Memristors are novel elementary passive circuit elements, which behaves like a resistor with memory. Because of their similar functionalities with synapses in human brain, they are well suited for neuromorphic computation circuits. Noisy signals and parameter spreading are common in biological systems. Electronic circuits, including memristors for modeling biological systems, are equivalently exposed with these distortions. Both, noisy signals and parameter spreading can harm the functionality of such memristive circuits. A careful investigation needs reproducible sensitivity analysis with memristors. For this purpose, we use memristor emulators, based on the wave digital method, for sensitivity analysis. With this, we get a reproducible investigation method, which can be used in real circuits, before fabricating the real device.

Wave digital emulation of a double barrier memristive device

A memristor is a novel elementary passive device which is essentially a resistor with memory. This new device is capable of different technical applications like non-volatile memory, reconfigurable logic, and neuromorphic computation.
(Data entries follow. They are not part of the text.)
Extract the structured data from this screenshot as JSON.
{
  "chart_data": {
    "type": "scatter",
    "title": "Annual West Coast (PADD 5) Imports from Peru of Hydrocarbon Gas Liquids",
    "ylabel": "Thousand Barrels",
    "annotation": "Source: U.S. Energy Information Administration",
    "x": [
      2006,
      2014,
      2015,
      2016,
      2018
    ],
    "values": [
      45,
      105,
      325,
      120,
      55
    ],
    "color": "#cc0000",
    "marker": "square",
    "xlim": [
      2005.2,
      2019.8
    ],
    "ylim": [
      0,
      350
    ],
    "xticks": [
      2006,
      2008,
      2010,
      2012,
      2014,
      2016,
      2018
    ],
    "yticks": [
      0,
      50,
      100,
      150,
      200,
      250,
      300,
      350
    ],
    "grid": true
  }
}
Unfortunately, the commercial use of memristors is not common, which complicates the fabrication of devices with an arbitrarily desired functionality. This makes an investigation and development of real memristive circuits dedicated to a specific utilization very cumbersome. In order to circumvent these problems, we propose a wave digital memristor emulator, which is inherently passive like its analog counterpart. Due to its passivity even stable neuromorphic computation circuits with unpredictable interconnection structure can reliably be emulated.

Systematic derivation of reference circuits for wave digital modeling of passive linear partial differential equations

Finding an appropriate reference circuit, is an integral part of numerical integration using wave digital (WD) concepts. We show an approach for the systematic derivation of a canonical internally passive electrical circuit from a class of linear partial differential equations (PDEs). We present two methods to transform this circuit into a reference circuit, having a one-to-one corresponding wave digital structure. As an example, we deduce a reference circuit for a wave digital algorithm from Maxwells equations and depict simulation results.